Es tu culpa que vaya a enviarte un mensaje tan largo, así que no te quejes. Me dijiste que podía recurrir a ti en cualquier momento, confiar y contártelo todo, aun las cosas más absurdas, incómodas o dolorosas, sin riesgo de sufrir una de tus críticas demoledoras, agudas y hasta divertidas, siempre que el blanco sea otro y no yo.
Bien sabes que en los últimos tres años he perdido familiares y a la mayoría de mis amigos, que al dolor de su ausencia se agregó el de no poder acompañarlos en sus últimos momentos ni asistir a sus funerales. Te parecerá absurdo, infantil, que aún no me atreva a borrar sus nombres ni sus números de mis agendas.
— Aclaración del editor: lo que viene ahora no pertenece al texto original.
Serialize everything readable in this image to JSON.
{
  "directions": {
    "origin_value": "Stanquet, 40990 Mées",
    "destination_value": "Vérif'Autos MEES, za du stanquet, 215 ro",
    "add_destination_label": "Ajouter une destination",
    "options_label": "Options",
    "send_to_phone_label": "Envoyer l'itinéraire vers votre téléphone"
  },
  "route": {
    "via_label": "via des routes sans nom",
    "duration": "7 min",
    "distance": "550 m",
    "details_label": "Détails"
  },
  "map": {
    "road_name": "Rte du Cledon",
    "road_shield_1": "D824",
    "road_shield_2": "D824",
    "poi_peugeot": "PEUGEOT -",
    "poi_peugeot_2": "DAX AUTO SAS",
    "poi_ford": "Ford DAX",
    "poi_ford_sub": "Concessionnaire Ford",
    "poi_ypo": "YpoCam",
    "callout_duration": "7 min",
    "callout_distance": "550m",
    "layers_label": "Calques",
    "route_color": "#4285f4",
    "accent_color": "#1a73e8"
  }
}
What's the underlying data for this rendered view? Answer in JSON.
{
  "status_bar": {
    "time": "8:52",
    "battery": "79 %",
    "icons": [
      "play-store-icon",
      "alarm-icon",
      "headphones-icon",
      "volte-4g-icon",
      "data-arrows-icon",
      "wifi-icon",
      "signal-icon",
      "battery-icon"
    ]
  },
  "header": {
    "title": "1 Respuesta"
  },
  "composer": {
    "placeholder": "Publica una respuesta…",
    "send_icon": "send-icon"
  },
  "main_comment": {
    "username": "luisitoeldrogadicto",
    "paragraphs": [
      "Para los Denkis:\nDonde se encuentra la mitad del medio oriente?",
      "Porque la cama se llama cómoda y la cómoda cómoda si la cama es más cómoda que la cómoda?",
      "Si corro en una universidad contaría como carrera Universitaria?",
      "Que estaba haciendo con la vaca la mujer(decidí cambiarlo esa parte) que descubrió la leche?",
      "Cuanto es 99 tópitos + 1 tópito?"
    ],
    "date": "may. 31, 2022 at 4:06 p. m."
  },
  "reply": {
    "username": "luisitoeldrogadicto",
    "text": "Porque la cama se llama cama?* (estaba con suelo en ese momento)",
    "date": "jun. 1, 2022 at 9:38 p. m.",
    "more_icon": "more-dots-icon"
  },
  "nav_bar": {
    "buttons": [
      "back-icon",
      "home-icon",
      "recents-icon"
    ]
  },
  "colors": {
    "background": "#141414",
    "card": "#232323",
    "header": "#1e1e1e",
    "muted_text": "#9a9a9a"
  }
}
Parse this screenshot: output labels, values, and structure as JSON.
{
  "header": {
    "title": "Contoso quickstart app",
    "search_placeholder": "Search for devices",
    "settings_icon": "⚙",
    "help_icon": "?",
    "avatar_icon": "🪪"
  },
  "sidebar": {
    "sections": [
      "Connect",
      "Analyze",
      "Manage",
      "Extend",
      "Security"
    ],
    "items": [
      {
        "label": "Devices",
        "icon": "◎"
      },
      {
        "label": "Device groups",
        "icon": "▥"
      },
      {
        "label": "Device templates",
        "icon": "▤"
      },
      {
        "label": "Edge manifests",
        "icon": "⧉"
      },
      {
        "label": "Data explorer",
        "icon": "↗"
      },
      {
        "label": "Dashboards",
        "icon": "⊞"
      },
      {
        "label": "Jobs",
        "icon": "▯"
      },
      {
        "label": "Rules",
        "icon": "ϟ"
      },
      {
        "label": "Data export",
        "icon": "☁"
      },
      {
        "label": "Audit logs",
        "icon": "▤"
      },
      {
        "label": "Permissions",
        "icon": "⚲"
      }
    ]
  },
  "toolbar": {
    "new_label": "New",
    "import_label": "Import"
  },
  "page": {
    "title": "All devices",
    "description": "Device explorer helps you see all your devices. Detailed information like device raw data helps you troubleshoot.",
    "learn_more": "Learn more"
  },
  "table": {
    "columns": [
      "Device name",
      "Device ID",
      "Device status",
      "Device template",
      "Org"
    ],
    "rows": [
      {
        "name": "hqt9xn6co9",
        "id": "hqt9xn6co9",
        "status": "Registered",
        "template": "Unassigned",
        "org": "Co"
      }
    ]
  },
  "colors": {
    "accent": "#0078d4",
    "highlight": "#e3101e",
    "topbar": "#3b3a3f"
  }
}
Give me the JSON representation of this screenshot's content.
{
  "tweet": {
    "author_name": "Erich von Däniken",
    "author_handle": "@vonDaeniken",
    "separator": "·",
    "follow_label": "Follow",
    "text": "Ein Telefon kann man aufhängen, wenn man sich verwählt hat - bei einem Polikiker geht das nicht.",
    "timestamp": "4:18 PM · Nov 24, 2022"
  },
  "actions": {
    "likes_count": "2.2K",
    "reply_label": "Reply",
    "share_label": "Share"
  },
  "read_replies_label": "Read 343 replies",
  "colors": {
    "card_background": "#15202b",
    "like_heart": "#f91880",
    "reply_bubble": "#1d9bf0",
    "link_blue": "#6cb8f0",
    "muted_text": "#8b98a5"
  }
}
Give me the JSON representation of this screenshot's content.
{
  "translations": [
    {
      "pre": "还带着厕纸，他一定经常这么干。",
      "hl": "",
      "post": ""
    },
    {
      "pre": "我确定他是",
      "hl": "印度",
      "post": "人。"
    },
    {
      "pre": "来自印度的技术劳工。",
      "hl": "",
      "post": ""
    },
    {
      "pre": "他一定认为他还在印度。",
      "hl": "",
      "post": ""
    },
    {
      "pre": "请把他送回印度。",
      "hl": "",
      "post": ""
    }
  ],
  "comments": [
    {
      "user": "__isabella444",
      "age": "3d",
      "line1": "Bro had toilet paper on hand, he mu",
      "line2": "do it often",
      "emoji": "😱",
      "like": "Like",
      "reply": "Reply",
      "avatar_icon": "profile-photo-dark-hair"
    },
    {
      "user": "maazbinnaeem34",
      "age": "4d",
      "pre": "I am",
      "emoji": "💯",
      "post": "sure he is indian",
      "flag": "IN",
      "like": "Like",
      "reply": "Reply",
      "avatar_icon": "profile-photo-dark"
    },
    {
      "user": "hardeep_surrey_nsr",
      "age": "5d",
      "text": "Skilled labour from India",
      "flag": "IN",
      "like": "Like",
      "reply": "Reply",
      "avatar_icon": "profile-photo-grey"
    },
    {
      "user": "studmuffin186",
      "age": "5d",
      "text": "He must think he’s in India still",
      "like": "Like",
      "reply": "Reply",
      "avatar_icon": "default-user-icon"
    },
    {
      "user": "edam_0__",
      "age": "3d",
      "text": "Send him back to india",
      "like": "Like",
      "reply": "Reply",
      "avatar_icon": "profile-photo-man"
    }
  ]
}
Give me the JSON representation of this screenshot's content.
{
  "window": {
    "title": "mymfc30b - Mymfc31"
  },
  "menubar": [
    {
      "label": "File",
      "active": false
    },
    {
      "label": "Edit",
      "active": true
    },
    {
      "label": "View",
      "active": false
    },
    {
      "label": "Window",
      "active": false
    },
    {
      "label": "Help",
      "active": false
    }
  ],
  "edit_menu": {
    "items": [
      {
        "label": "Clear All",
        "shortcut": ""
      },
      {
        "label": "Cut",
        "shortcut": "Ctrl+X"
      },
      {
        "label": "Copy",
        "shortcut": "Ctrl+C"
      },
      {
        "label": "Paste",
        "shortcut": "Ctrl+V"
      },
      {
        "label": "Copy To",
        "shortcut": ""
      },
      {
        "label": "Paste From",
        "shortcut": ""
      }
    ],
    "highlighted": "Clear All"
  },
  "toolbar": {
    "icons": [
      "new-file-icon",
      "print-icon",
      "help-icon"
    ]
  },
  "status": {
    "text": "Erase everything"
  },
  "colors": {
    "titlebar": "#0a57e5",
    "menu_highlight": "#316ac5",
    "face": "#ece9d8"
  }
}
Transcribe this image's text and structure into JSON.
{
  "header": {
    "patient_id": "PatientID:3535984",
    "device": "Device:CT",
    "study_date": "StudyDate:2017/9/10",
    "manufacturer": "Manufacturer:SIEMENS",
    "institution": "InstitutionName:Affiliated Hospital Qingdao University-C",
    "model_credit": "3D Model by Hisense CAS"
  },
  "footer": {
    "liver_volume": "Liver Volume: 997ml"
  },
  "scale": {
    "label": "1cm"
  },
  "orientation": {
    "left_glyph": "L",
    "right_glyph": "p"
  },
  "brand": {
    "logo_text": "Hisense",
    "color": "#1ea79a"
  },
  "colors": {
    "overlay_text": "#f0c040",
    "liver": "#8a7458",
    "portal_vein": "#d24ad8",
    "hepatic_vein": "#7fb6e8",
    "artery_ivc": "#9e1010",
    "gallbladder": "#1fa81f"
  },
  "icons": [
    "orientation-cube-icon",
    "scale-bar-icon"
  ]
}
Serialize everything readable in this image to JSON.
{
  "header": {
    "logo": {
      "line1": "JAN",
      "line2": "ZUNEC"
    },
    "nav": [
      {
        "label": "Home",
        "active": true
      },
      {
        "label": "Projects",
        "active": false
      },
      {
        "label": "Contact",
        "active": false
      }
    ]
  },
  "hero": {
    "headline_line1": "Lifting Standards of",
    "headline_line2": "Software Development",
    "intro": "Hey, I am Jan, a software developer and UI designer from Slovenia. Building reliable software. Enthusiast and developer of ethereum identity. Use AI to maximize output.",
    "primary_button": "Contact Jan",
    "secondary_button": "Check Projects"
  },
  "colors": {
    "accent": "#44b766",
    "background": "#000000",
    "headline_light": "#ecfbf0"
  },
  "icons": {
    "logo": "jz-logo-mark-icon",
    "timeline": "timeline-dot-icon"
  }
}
Durante el tiempo que permanezcan allí pensaré que, en cuanto los llame, oiré su voz y continuaremos nuestras pláticas, con frecuencia interrumpidas por la llegada sorpresiva de alguien, un timbrazo, la eterna prisa y también porque se agotaban los temas de conversación.
Creo que las buenas amistades tienen que soportar la prueba del silencio, así que muchas veces dejábamos de comunicarnos durante semanas y, sin embargo, en cuanto restablecíamos el contacto, de manera espontánea y natural continuábamos nuestra charla sin que el tiempo transcurrido se hubiera convertido en abismo insalvable.
II
Si creyera que tiene algún sentido, hoy llamaría a quienes fueron mis amigos más cercanos para compartir con ellos la mala noticia de que perdí a otro camarada. Tú y don Lorenzo me lo trajeron un domingo, cuando aún era muy pequeño. Entre los tres le elegimos el mejor lugar en la jardinera frente a mi casa.
Cuando al fin se decidió a sembrarlo, don Lorenzo nos contó que había perdido la movilidad de la pierna izquierda a consecuencia de haber caído de lo alto de un ciprés. Ese árbol, abundante en su tierra, llega a vivir hasta quinientos años, nos dijo con orgullo, como si él fuera responsable de semejante longevidad.
Ahora puedo confesarte que el trueno que me regalaste, al principio me pareció poco decorativo y dudaba de que en algún momento pudiera mejorar en algo su aspecto y el de la calle, entonces por completo árida. Mi desconfianza aumentó cuando, durante las primeras semanas, lo vi decaerse, perder algunas hojas. Esos indicios me llevaron a pensar que pronto tendría que darte la mala noticia de su muerte. No te imaginas cuánto me alegra haberme equivocado.
Después, poco a poco y sin ostentación, fue esponjándose en sus ramas, duplicándose en su sombra. Anunció la llegada de la primavera cuando en su follaje brotaron racimos de esferitas verdes que de un momento a otro se convirtieron en ramilletes de diminutas flores perfumadas y blancas, tan abundantes que semejaban una sutil capa de nieve caída sobre el trueno en pleno mes de mayo.
III
Mi árbol permaneció de pie durante toda su vida, alrededor de cuarenta años. Dio refugio a los pájaros, que a cambio le regalaban su canto y, con su dulce aroma, fue la fascinación de las abejas; su tronco fortalecido fue el camino que remontaban las diminutas y huidizas lagartijas con fama de prehistóricas. Mi árbol resistió temblores, contaminación, ráfagas de viento y lluvias torrenciales sin dar nunca muestras de enfermedad o decaimiento, hasta que ocurrió lo inevitable.
Una mañana, al abrir la puerta, lo noté algo inclinado. Al acercarme vi que sus raíces se habían salido de la jardinera y que su follaje se apoyaba sobre los cables que cruzan la calle. Alguien al pasar me dijo: “Tenga cuidado. Ese árbol está a punto de caerse. Es peligroso. Llame rápido para que los de la alcaldía vengan a talarlo.” Comprendí la urgencia de hacerlo y llamé. Al cabo de unos minutos llegó una cuadrilla de trabajadores con cascos y chaquetones negros, equipados con sierras eléctricas para desprender sus ramas y luego seccionar el tronco.
Desde el quicio vi todo el proceso. A él sí lo acompañé hasta el fin mientras sentía un dolor que no puedo explicar. Lo siento ahora que recuerdo cómo, ante la energía de las sierras eléctricas, fueron cayendo las ramas y las hojas, cómo fue mermando la opulencia y la majestad de un árbol que llegó a convertirse en un amigo, en compañero generoso que me dio su sombra, la belleza de su follaje y el milagro de sus flores: una capa de nieve en pleno mes de abril.
IV
A mi árbol lo venció el tiempo, como a todo. El próximo año no estará para anunciar la primavera. Los pájaros se alojarán en otros árboles y las abejas se acercarán a nuevas floraciones. A mí me quedará para siempre su recuerdo: otra sombra generosa.